Penny Stevens, Media Experts president and a member of the 12-person awarding jury, told Marketing Canadian submissions this year were solid but, compared to other work in the competition, they were “generally middle of the pack.”
The problem, she said, isn’t necessarily the work itself, but the quality of the submissions. A quality case video is extremely important when a jury has to sift through 3,000 submissions, and each is given only two minutes per video in the first round of judging, she said.
“It’s an immediate reaction, so the video is extremely important in demonstrating results. I’m not sure we’re very good at doing that,” said Stevens. “We’re very good at showing our commercials, but that does not make a case.”
The other issue, she said, is other countries do a far better job at profiling and magnifying the creative and media product on their home turf.
“South Americans have a fantastic body of work they celebrate beforehand and it’s all published,” she said. “As a small industry, it’s tough. You need money to do that, but we have to rally together and take a stand.”
Nick Emery, jury president and global chief executive officer at Minshare Worldwide, told reporters at the press conference with industry reporters Tuesday morning about the themes that emerged around this year’s submissions. Though work from big corporations is good, there isn’t a “wow factor” that a lot of not-for-profit and charity organizations have.
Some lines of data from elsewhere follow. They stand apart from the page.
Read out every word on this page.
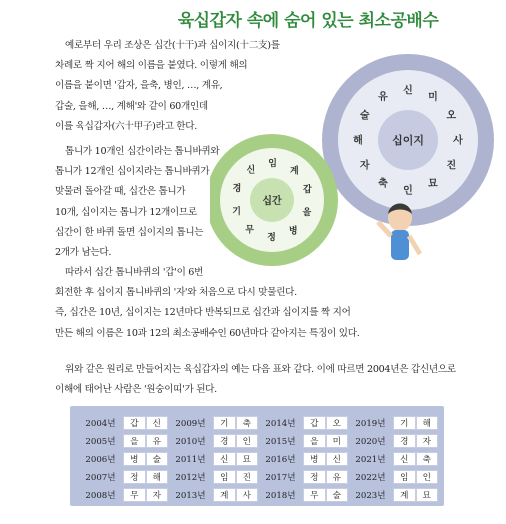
육십갑자 속에 숨어 있는 최소공배수

예로부터 우리 조상은 십간(十干)과 십이지(十二支)를

차례로 짝 지어 해의 이름을 붙였다. 이렇게 해의

이름을 붙이면 '갑자, 을축, 병인, …, 계유,

갑술, 을해, …, 계해'와 같이 60개인데

이를 육십갑자(六十甲子)라고 한다.

톱니가 10개인 십간이라는 톱니바퀴와

톱니가 12개인 십이지라는 톱니바퀴가

맞물려 돌아갈 때, 십간은 톱니가

10개, 십이지는 톱니가 12개이므로

십간이 한 바퀴 돌면 십이지의 톱니는

2개가 남는다.

따라서 십간 톱니바퀴의 '갑'이 6번

회전한 후 십이지 톱니바퀴의 '자'와 처음으로 다시 맞물린다.

즉, 십간은 10년, 십이지는 12년마다 반복되므로 십간과 십이지를 짝 지어

만든 해의 이름은 10과 12의 최소공배수인 60년마다 같아지는 특징이 있다.

위와 같은 원리로 만들어지는 육십갑자의 예는 다음 표와 같다. 이에 따르면 2004년은 갑신년으로

이해에 태어난 사람은 '원숭이띠'가 된다.

십이지
유
신
미
오
사
진
묘
인
축
자
해
술
십간
신
임
계
갑
을
병
정
무
기
경
2004년	갑	신	2009년	기	축	2014년	갑	오	2019년	기	해
2005년	을	유	2010년	경	인	2015년	을	미	2020년	경	자
2006년	병	술	2011년	신	묘	2016년	병	신	2021년	신	축
2007년	정	해	2012년	임	진	2017년	정	유	2022년	임	인
2008년	무	자	2013년	계	사	2018년	무	술	2023년	계	묘
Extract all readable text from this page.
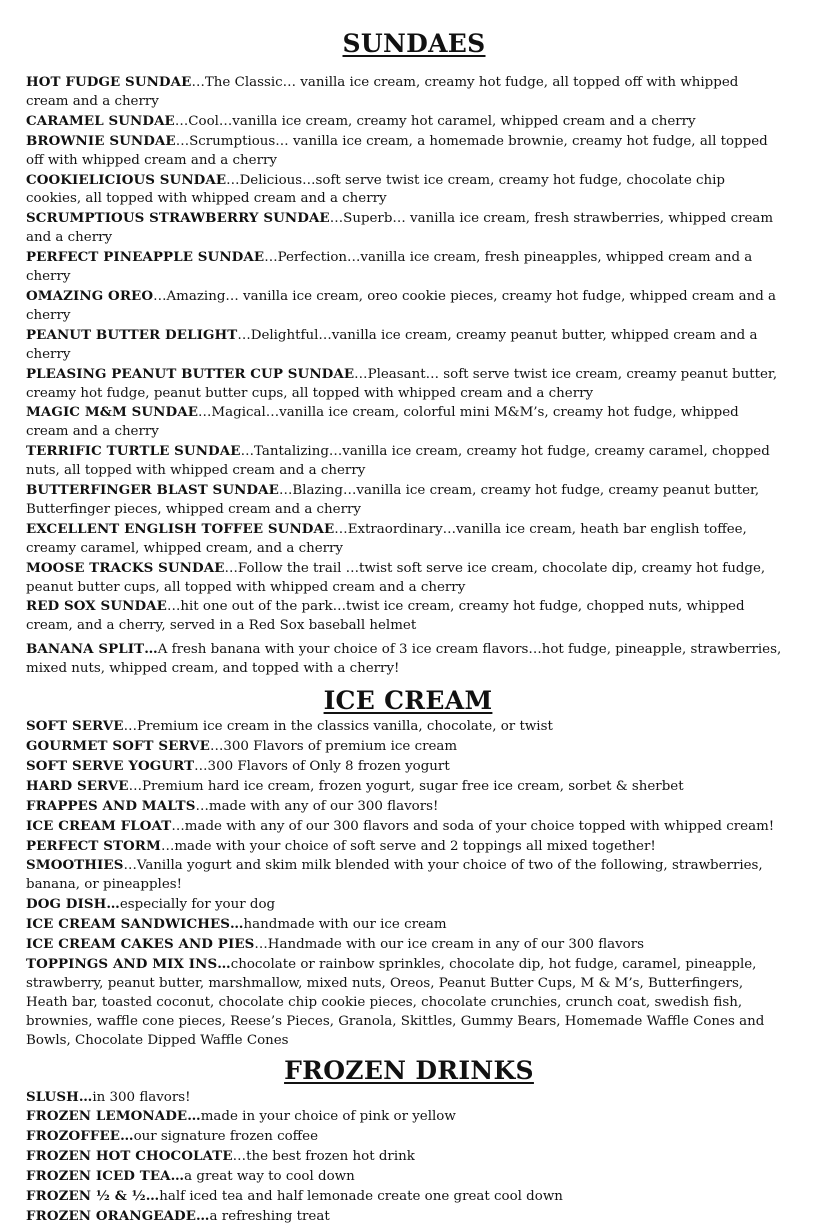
SUNDAES

HOT FUDGE SUNDAE…The Classic… vanilla ice cream, creamy hot fudge, all topped off with whipped cream and a cherry

CARAMEL SUNDAE…Cool…vanilla ice cream, creamy hot caramel, whipped cream and a cherry

BROWNIE SUNDAE…Scrumptious… vanilla ice cream, a homemade brownie, creamy hot fudge, all topped off with whipped cream and a cherry

COOKIELICIOUS SUNDAE…Delicious…soft serve twist ice cream, creamy hot fudge, chocolate chip cookies, all topped with whipped cream and a cherry

SCRUMPTIOUS STRAWBERRY SUNDAE…Superb… vanilla ice cream, fresh strawberries, whipped cream and a cherry

PERFECT PINEAPPLE SUNDAE…Perfection…vanilla ice cream, fresh pineapples, whipped cream and a cherry

OMAZING OREO…Amazing… vanilla ice cream, oreo cookie pieces, creamy hot fudge, whipped cream and a cherry

PEANUT BUTTER DELIGHT…Delightful…vanilla ice cream, creamy peanut butter, whipped cream and a cherry

PLEASING PEANUT BUTTER CUP SUNDAE…Pleasant… soft serve twist ice cream, creamy peanut butter, creamy hot fudge, peanut butter cups, all topped with whipped cream and a cherry

MAGIC M&M SUNDAE…Magical…vanilla ice cream, colorful mini M&M’s, creamy hot fudge, whipped cream and a cherry

TERRIFIC TURTLE SUNDAE…Tantalizing…vanilla ice cream, creamy hot fudge, creamy caramel, chopped nuts, all topped with whipped cream and a cherry

BUTTERFINGER BLAST SUNDAE…Blazing…vanilla ice cream, creamy hot fudge, creamy peanut butter, Butterfinger pieces, whipped cream and a cherry

EXCELLENT ENGLISH TOFFEE SUNDAE…Extraordinary…vanilla ice cream, heath bar english toffee, creamy caramel, whipped cream, and a cherry

MOOSE TRACKS SUNDAE…Follow the trail …twist soft serve ice cream, chocolate dip, creamy hot fudge, peanut butter cups, all topped with whipped cream and a cherry

RED SOX SUNDAE…hit one out of the park…twist ice cream, creamy hot fudge, chopped nuts, whipped cream, and a cherry, served in a Red Sox baseball helmet

BANANA SPLIT…A fresh banana with your choice of 3 ice cream flavors…hot fudge, pineapple, strawberries, mixed nuts, whipped cream, and topped with a cherry!

ICE CREAM

SOFT SERVE…Premium ice cream in the classics vanilla, chocolate, or twist

GOURMET SOFT SERVE…300 Flavors of premium ice cream

SOFT SERVE YOGURT…300 Flavors of Only 8 frozen yogurt

HARD SERVE…Premium hard ice cream, frozen yogurt, sugar free ice cream, sorbet & sherbet

FRAPPES AND MALTS…made with any of our 300 flavors!

ICE CREAM FLOAT…made with any of our 300 flavors and soda of your choice topped with whipped cream!

PERFECT STORM…made with your choice of soft serve and 2 toppings all mixed together!

SMOOTHIES…Vanilla yogurt and skim milk blended with your choice of two of the following, strawberries, banana, or pineapples!

DOG DISH…especially for your dog

ICE CREAM SANDWICHES…handmade with our ice cream

ICE CREAM CAKES AND PIES…Handmade with our ice cream in any of our 300 flavors

TOPPINGS AND MIX INS…chocolate or rainbow sprinkles, chocolate dip, hot fudge, caramel, pineapple, strawberry, peanut butter, marshmallow, mixed nuts, Oreos, Peanut Butter Cups, M & M’s, Butterfingers, Heath bar, toasted coconut, chocolate chip cookie pieces, chocolate crunchies, crunch coat, swedish fish, brownies, waffle cone pieces, Reese’s Pieces, Granola, Skittles, Gummy Bears, Homemade Waffle Cones and Bowls, Chocolate Dipped Waffle Cones

FROZEN DRINKS

SLUSH…in 300 flavors!

FROZEN LEMONADE…made in your choice of pink or yellow

FROZOFFEE…our signature frozen coffee

FROZEN HOT CHOCOLATE…the best frozen hot drink

FROZEN ICED TEA…a great way to cool down

FROZEN ½ & ½…half iced tea and half lemonade create one great cool down

FROZEN ORANGEADE…a refreshing treat
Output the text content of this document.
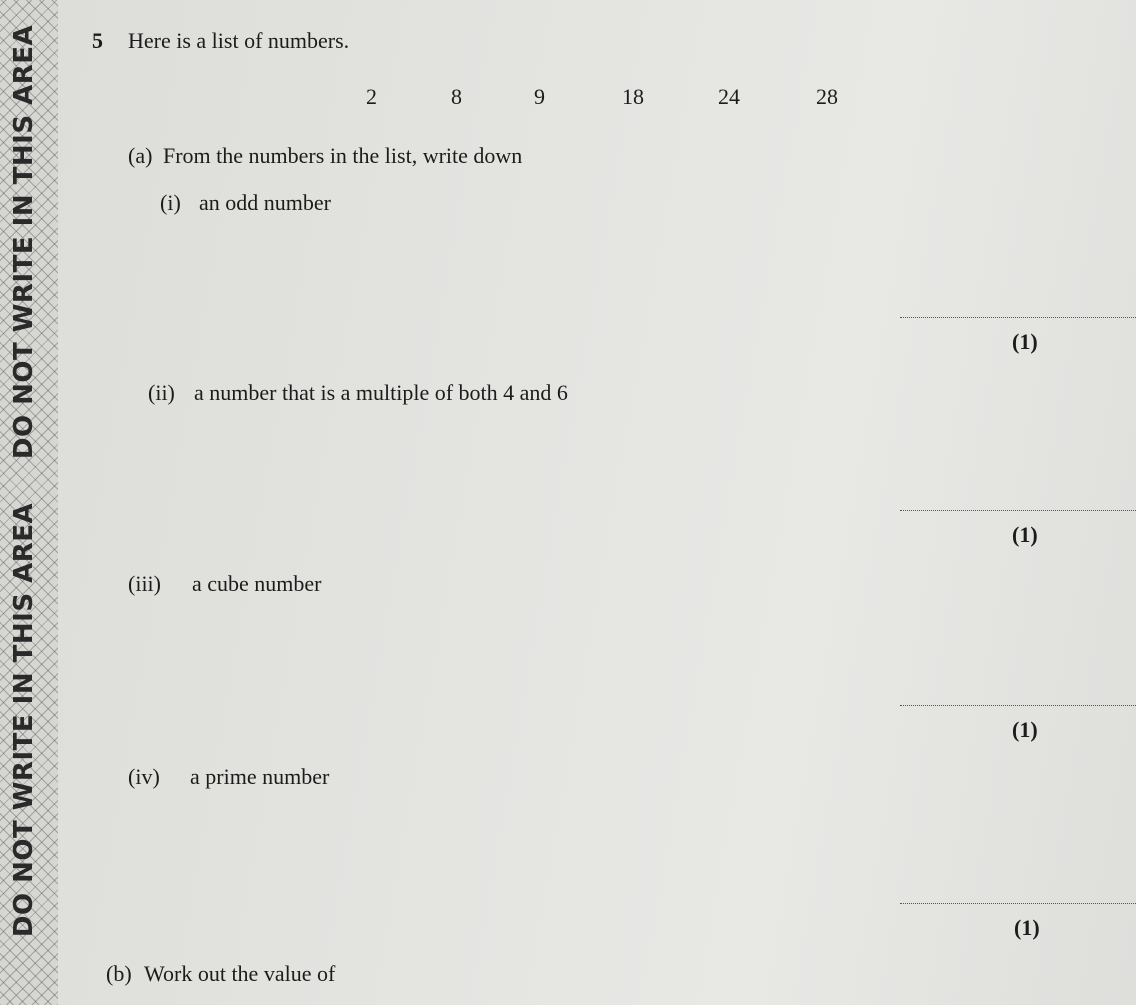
DO NOT WRITE IN THIS AREA
DO NOT WRITE IN THIS AREA
5 Here is a list of numbers.
2	8	9	18	24	28
(a) From the numbers in the list, write down
(i) an odd number
(1)
(ii) a number that is a multiple of both 4 and 6
(1)
(iii) a cube number
(1)
(iv) a prime number
(1)
(b) Work out the value of
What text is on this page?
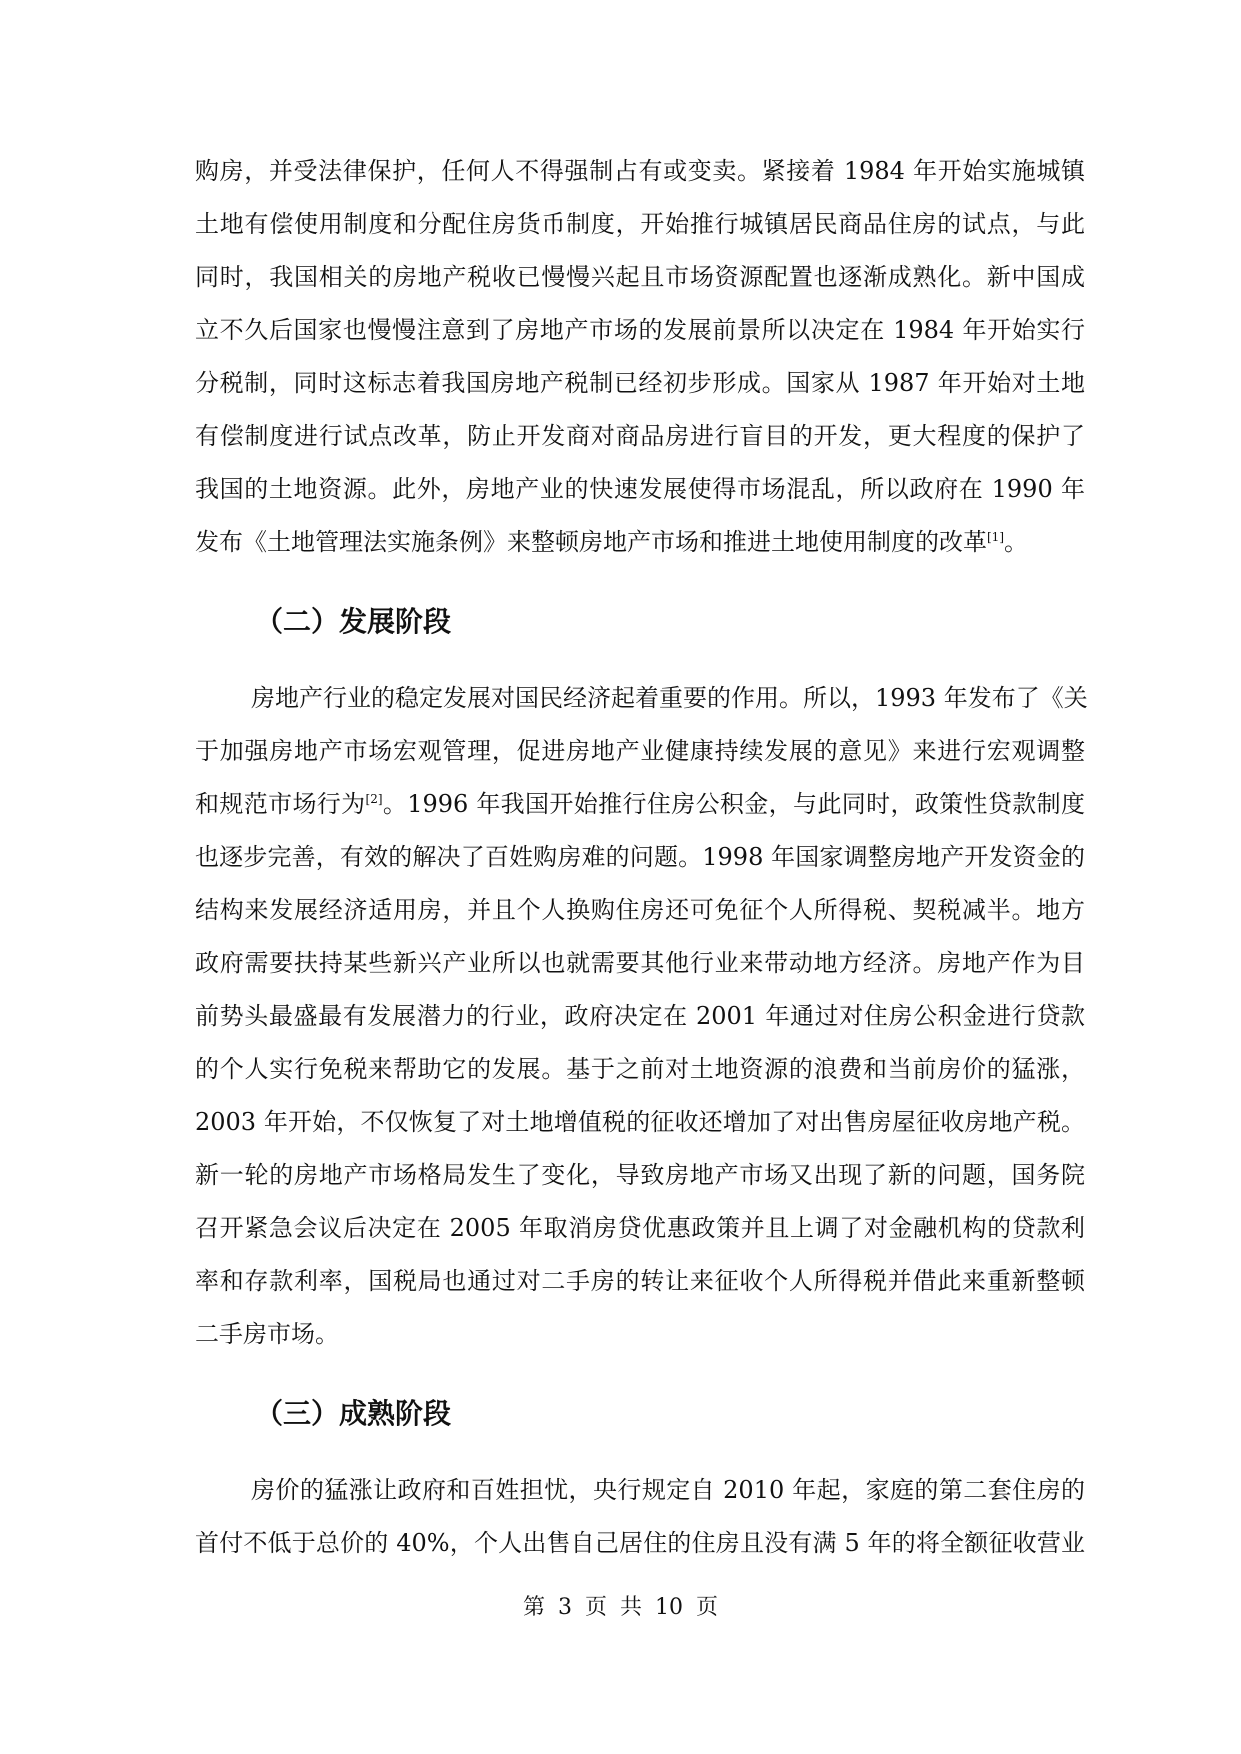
购房，并受法律保护，任何人不得强制占有或变卖。紧接着 1984 年开始实施城镇
土地有偿使用制度和分配住房货币制度，开始推行城镇居民商品住房的试点，与此
同时，我国相关的房地产税收已慢慢兴起且市场资源配置也逐渐成熟化。新中国成
立不久后国家也慢慢注意到了房地产市场的发展前景所以决定在 1984 年开始实行
分税制，同时这标志着我国房地产税制已经初步形成。国家从 1987 年开始对土地
有偿制度进行试点改革，防止开发商对商品房进行盲目的开发，更大程度的保护了
我国的土地资源。此外，房地产业的快速发展使得市场混乱，所以政府在 1990 年
发布《土地管理法实施条例》来整顿房地产市场和推进土地使用制度的改革[1]。
（二）发展阶段
房地产行业的稳定发展对国民经济起着重要的作用。所以，1993 年发布了《关
于加强房地产市场宏观管理，促进房地产业健康持续发展的意见》来进行宏观调整
和规范市场行为[2]。1996 年我国开始推行住房公积金，与此同时，政策性贷款制度
也逐步完善，有效的解决了百姓购房难的问题。1998 年国家调整房地产开发资金的
结构来发展经济适用房，并且个人换购住房还可免征个人所得税、契税减半。地方
政府需要扶持某些新兴产业所以也就需要其他行业来带动地方经济。房地产作为目
前势头最盛最有发展潜力的行业，政府决定在 2001 年通过对住房公积金进行贷款
的个人实行免税来帮助它的发展。基于之前对土地资源的浪费和当前房价的猛涨，
2003 年开始，不仅恢复了对土地增值税的征收还增加了对出售房屋征收房地产税。
新一轮的房地产市场格局发生了变化，导致房地产市场又出现了新的问题，国务院
召开紧急会议后决定在 2005 年取消房贷优惠政策并且上调了对金融机构的贷款利
率和存款利率，国税局也通过对二手房的转让来征收个人所得税并借此来重新整顿
二手房市场。
（三）成熟阶段
房价的猛涨让政府和百姓担忧，央行规定自 2010 年起，家庭的第二套住房的
首付不低于总价的 40%，个人出售自己居住的住房且没有满 5 年的将全额征收营业
第 3 页 共 10 页
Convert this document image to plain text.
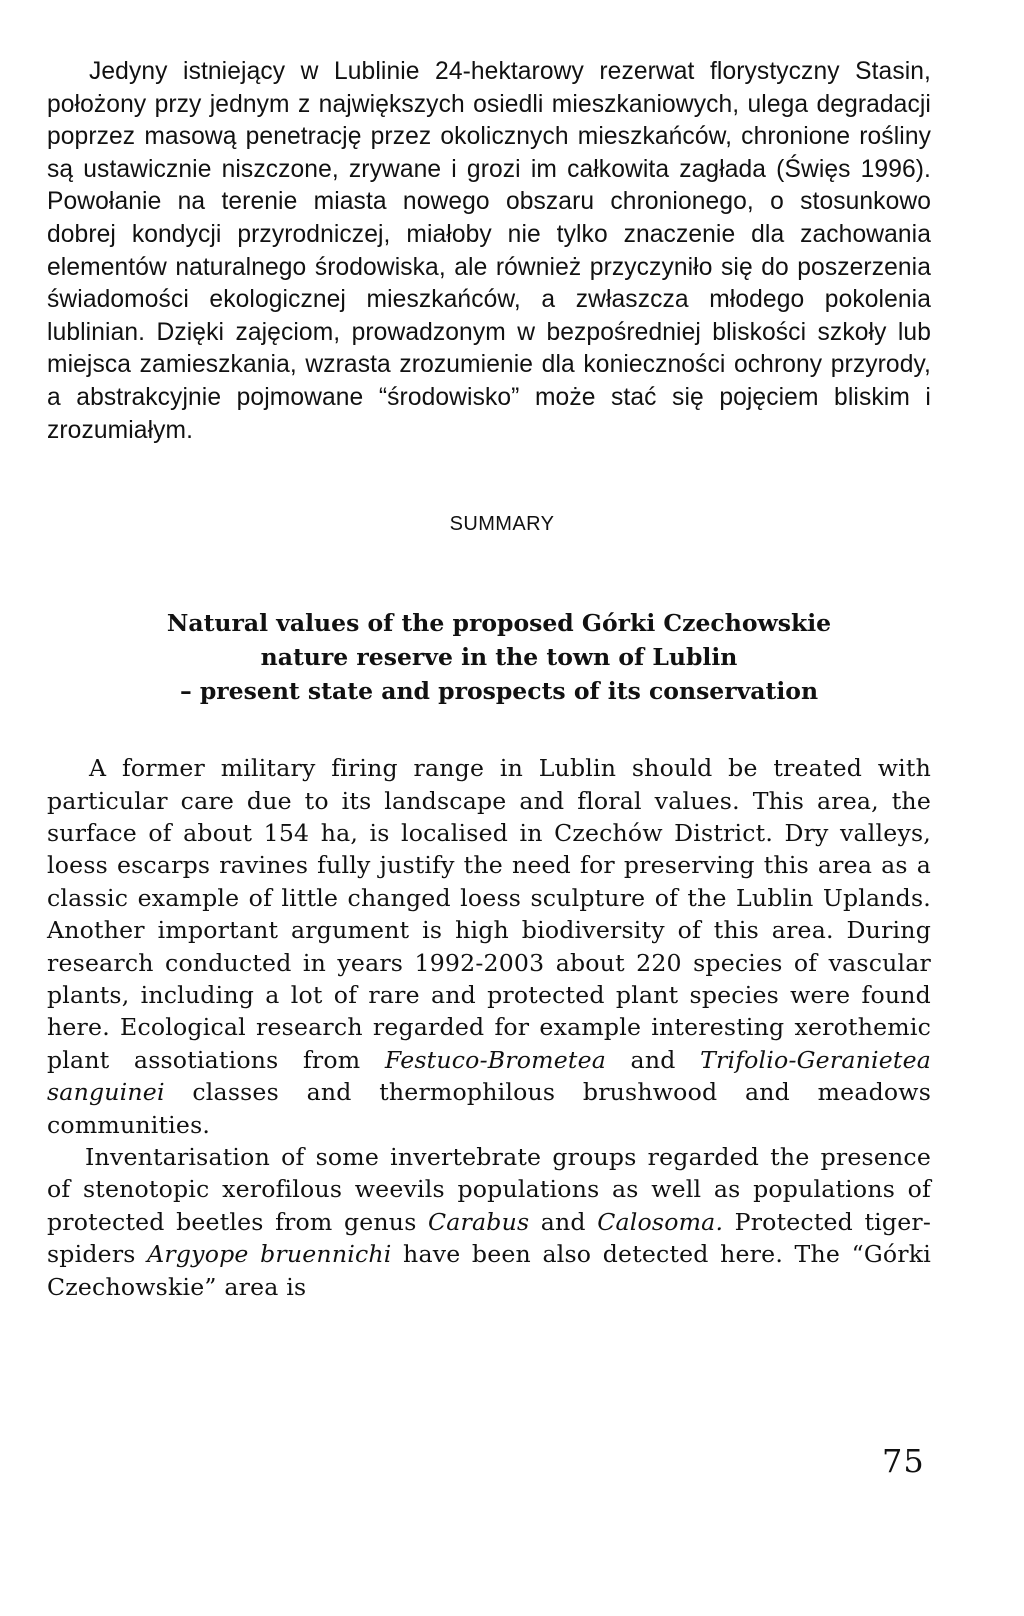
Jedyny istniejący w Lublinie 24-hektarowy rezerwat florystyczny Stasin, położony przy jednym z największych osiedli mieszkaniowych, ulega degradacji poprzez masową penetrację przez okolicznych mieszkańców, chronione rośliny są ustawicznie niszczone, zrywane i grozi im całkowita zagłada (Święs 1996). Powołanie na terenie miasta nowego obszaru chronionego, o stosunkowo dobrej kondycji przyrodniczej, miałoby nie tylko znaczenie dla zachowania elementów naturalnego środowiska, ale również przyczyniło się do poszerzenia świadomości ekologicznej mieszkańców, a zwłaszcza młodego pokolenia lublinian. Dzięki zajęciom, prowadzonym w bezpośredniej bliskości szkoły lub miejsca zamieszkania, wzrasta zrozumienie dla konieczności ochrony przyrody, a abstrakcyjnie pojmowane “środowisko” może stać się pojęciem bliskim i zrozumiałym.

SUMMARY
Natural values of the proposed Górki Czechowskie
nature reserve in the town of Lublin
– present state and prospects of its conservation

A former military firing range in Lublin should be treated with particular care due to its landscape and floral values. This area, the surface of about 154 ha, is localised in Czechów District. Dry valleys, loess escarps ravines fully justify the need for preserving this area as a classic example of little changed loess sculpture of the Lublin Uplands. Another important argument is high biodiversity of this area. During research conducted in years 1992-2003 about 220 species of vascular plants, including a lot of rare and protected plant species were found here. Ecological research regarded for example interesting xerothemic plant assotiations from Festuco-Brometea and Trifolio-Geranietea sanguinei classes and thermophilous brushwood and meadows communities.

Inventarisation of some invertebrate groups regarded the presence of stenotopic xerofilous weevils populations as well as populations of protected beetles from genus Carabus and Calosoma. Protected tiger-spiders Argyope bruennichi have been also detected here. The “Górki Czechowskie” area is

75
It doesn’t push boundaries, he said, and so there’s a big gap between what the Samsungs and the McDonald’s of the world are doing compared to work for NGOs.
The Media jury handed out 10 Gold Lions in total and awarded The Grand Prix to Mindshare Instanbul for “Vodafone Red Light Application” – a phone app designed to help victims of domestic violence.
When a woman feels she is in danger of being abused, she can shake her mobile phone to automatically send a text message with her exact location to three trusted friends.
To keep the app a secret from men, the brand promoted it within online tutorials geared towards women and on underwear tags and home wax strips.
The campaign, said Emery “had technology, it had results, it had personalization, it had adaptabililty… But importantly, it had a lot of media rigour around it… It ticked all the boxes.”